Maps and views blog

Cartographic perspectives from our Map Librarians

12 May 2020

Florence Nightingale the Angel of the Crimea

Today the world commemorates the bicentenary of Florence Nightingale’s birth. Renowned for her pioneering nursing work and the establishment of modern practices in this field, she understood the importance of well organised medical facilities and the need for trained nurses as crucial elements of efficient healthcare practice.

Nightingale is best known for her work during the Crimean War (1853–1856), the bloody conflict between Russia and the British, French, and Ottoman Turkish allied forces. The British Library has a multitude of maps which had been produced for the general public at the time to illustrate the conflict. These include battle plans, satirical maps and maps that show the seat of war within the wider region. The Crimean War was the first modern war extensively covered by media with first-hand dispatches sent by correspondents directly from the front lines. The conflict was well documented by written accounts and reports which were often illustrated by numerous maps informing the general public on the progress of the campaign.

Maps X.6168.

Comic map of the seat of war with entirely new features illustrating the political situation in Europe during the Crimean War. London, 1854. Maps X.6168

Although healthcare was already well established in England (see our previous blog), most of the British military field hospitals were in urgent need of modernisation. In the midst of the Crimean War the army staff struggled to provide adequate medical care prompting Sidney Herbert (the Secretary of State at War for the British Government) to approach Florence and request her help. She quickly assembled a group of 38 nurses to assist in the war effort. On arrival at the Barrack Hospital in Scutari (modern day Üsküdar, a suburb of Istambul in Turkey) in early November 1854 the nurses were shocked by the horrific condition of the medical facilities in which the patients were treated.

Plan of Scutari

Plan of Skutari shewing the site of the Barracks and Hospitals published in Notes on matters affecting the health... by Florence Nightingale. London, 1858. BL Shelfmark C.194.b.297. Image courtesy Wellcome Library

They found an understaffed hospital with inadequate facilities, overcrowded wards, poor sanitation, and a constant shortage of medical supplies. It soon became clear to them that the majority of injured soldiers were dying from infectious diseases due to the unhygienic environment rather than their battle wounds.

The nurses were thrown in at deep end and didn’t have much time to adjust to these conditions as in less than a week after their arrival in Scutari the already overwhelmed hospital had received a contingent of soldiers wounded in the battles of Balaklava and Inkerman. The troops were deployed in the Crimean Peninsula, however, the main British military camp and hospitals were located across the Black Sea over three hundred miles away from the battlefields!

9077.c.26 Black Sea

A panoramic view of the seat of war in the East published in A visit to the Camp before Sebastopol by Richard Cunningham Maccormick, New York, 1855. 9077.c.26. 

10002.g.11

Sebastopol & its environs with the position of the besiegers & state of their works soon after the battles of Balaklava & Inkerman published in A Supplement to the Imperial Gazetteer... London, 1868. 10002.g.11.

Determined Florence established good practices and standards in medical care, ensured the correct hygiene procedure and obtained adequate supplies of medicine and nutritious food. She also made sure there was a regular laundry service providing clean clothing and dressings. Florence’s team efforts drastically reduced mortality rates among the soldiers.
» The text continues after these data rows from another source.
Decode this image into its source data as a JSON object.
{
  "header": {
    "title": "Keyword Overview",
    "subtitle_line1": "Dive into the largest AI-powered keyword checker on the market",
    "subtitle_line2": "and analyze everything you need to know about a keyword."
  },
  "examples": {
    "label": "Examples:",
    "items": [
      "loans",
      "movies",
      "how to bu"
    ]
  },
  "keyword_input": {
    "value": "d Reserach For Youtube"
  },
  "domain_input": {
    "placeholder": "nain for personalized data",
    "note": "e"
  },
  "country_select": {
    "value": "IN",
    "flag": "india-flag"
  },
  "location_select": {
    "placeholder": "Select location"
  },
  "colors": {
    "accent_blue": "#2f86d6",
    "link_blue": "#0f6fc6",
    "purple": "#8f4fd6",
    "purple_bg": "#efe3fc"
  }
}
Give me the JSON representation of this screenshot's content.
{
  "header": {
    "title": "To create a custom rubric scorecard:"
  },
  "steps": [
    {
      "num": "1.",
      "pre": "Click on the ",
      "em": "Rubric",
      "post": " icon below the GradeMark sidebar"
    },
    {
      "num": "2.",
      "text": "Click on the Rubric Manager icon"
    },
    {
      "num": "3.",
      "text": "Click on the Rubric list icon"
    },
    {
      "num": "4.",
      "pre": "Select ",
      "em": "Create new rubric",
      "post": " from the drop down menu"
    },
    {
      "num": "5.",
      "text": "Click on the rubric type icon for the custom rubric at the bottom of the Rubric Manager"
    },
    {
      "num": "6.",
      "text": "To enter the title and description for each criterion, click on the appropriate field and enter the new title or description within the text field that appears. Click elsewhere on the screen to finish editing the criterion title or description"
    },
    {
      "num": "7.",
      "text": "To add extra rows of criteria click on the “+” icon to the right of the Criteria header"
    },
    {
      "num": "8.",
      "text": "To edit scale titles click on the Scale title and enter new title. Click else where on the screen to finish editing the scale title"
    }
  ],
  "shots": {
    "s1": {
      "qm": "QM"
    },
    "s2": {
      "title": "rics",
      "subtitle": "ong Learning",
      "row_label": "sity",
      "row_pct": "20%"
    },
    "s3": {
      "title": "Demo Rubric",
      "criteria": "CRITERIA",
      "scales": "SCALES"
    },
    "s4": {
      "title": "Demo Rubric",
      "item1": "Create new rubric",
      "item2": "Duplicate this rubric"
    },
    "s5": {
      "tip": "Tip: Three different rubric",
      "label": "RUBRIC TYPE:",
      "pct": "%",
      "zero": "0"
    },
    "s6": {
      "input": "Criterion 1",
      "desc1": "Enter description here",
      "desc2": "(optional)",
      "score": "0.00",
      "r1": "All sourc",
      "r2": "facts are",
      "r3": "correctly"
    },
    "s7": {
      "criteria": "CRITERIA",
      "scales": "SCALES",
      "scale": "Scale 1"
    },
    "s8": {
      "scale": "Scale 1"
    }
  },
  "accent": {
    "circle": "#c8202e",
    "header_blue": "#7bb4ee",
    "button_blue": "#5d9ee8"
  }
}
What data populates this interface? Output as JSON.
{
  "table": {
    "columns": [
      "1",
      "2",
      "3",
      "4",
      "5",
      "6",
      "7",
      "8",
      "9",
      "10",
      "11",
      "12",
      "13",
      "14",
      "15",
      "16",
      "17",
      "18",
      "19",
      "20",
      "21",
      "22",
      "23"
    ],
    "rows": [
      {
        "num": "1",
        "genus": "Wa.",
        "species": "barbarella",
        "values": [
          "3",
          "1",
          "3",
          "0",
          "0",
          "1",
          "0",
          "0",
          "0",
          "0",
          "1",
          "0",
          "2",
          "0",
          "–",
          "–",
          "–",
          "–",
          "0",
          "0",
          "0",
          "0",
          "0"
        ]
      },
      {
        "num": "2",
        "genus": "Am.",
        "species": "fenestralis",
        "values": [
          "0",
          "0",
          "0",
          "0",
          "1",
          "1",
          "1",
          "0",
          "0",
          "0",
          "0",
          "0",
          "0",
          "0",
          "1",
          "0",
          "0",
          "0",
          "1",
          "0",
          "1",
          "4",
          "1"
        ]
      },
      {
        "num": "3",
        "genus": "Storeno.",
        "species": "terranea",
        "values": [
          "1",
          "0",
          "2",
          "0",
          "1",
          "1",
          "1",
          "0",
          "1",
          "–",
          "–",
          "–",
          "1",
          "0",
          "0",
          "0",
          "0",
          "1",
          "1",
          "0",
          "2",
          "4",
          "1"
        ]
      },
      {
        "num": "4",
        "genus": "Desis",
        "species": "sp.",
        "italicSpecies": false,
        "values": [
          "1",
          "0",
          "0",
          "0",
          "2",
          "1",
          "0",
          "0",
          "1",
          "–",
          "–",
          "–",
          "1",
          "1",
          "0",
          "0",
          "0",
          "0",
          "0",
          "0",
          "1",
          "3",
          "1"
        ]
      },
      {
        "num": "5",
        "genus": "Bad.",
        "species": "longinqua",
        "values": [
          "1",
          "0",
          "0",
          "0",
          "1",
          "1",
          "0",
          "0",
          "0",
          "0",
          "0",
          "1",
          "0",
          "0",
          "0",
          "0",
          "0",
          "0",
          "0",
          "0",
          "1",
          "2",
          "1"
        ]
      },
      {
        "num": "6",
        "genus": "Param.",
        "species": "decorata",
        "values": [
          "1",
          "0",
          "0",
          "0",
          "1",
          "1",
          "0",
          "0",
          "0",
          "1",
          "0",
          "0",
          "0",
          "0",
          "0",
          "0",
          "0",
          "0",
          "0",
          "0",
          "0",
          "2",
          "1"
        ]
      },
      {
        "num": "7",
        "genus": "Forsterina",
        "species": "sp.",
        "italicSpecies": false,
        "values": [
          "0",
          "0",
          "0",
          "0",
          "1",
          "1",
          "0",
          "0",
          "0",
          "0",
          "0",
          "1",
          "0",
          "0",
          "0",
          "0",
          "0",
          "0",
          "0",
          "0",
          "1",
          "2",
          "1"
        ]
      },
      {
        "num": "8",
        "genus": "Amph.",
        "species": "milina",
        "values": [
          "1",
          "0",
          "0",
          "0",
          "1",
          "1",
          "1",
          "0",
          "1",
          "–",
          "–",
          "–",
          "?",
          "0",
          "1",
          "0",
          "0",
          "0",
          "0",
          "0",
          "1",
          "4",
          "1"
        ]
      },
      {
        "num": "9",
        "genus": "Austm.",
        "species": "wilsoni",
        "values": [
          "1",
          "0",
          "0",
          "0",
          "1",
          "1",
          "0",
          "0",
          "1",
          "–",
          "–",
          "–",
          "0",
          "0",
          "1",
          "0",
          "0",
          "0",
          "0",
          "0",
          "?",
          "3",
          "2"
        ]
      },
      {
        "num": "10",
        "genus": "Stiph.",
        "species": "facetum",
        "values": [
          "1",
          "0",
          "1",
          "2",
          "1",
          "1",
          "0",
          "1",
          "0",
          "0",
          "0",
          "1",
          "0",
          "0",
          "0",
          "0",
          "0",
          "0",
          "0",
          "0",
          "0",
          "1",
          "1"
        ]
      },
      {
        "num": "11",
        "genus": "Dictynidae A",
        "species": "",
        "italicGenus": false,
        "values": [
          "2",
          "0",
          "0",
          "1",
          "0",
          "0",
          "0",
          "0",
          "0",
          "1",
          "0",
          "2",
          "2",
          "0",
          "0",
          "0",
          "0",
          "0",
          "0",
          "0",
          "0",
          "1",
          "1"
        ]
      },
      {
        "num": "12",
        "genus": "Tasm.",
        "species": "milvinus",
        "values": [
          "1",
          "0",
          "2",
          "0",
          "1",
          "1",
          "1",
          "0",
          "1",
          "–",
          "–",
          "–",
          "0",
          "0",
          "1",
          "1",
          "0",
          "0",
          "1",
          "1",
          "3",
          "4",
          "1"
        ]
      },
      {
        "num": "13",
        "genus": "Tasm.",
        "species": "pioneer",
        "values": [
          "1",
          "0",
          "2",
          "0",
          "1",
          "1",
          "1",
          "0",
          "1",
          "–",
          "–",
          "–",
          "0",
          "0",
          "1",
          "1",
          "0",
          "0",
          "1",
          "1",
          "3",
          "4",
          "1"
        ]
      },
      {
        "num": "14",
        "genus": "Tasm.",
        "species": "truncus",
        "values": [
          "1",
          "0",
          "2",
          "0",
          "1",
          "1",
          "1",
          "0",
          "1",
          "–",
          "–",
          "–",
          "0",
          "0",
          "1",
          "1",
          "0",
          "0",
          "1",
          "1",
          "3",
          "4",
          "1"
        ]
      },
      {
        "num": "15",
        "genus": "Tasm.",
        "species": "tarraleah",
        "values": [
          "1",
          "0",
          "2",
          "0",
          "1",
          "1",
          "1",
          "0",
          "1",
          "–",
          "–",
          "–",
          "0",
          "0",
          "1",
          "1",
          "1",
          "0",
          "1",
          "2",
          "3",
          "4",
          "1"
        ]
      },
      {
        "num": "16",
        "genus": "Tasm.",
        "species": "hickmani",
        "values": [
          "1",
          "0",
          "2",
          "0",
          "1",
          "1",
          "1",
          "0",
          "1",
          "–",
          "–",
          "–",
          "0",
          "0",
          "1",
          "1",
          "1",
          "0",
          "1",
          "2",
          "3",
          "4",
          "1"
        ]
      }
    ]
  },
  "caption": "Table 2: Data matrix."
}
The nurses also ensured that special attention was paid to wellbeing and psychological needs of their patients and provided educational and recreational activities.

On her return to England Nightingale compiled and published Notes on matters affecting the health, efficiency, and hospital administration of the British Army – a report based on personal experience and observations which outlined negligence issues within the military heathcare practices and proposed a wide range of improvements and reforms.

9077.cc.11. p.497
Map showing manoeuvres and various battles with location of field hospitals and medical facilities indicated, published in Letters from the Army in the Crimea… London, ca. 1857. 9077.cc.11.

Florence’s life ambition of setting up a training school for nurses was realised in 1860 when the Nightingale School and Home for Nurses opened at St. Thomas’ Hospital in London. Her legacy lives on and International Nurses Day is celebrated around the world on her birthday.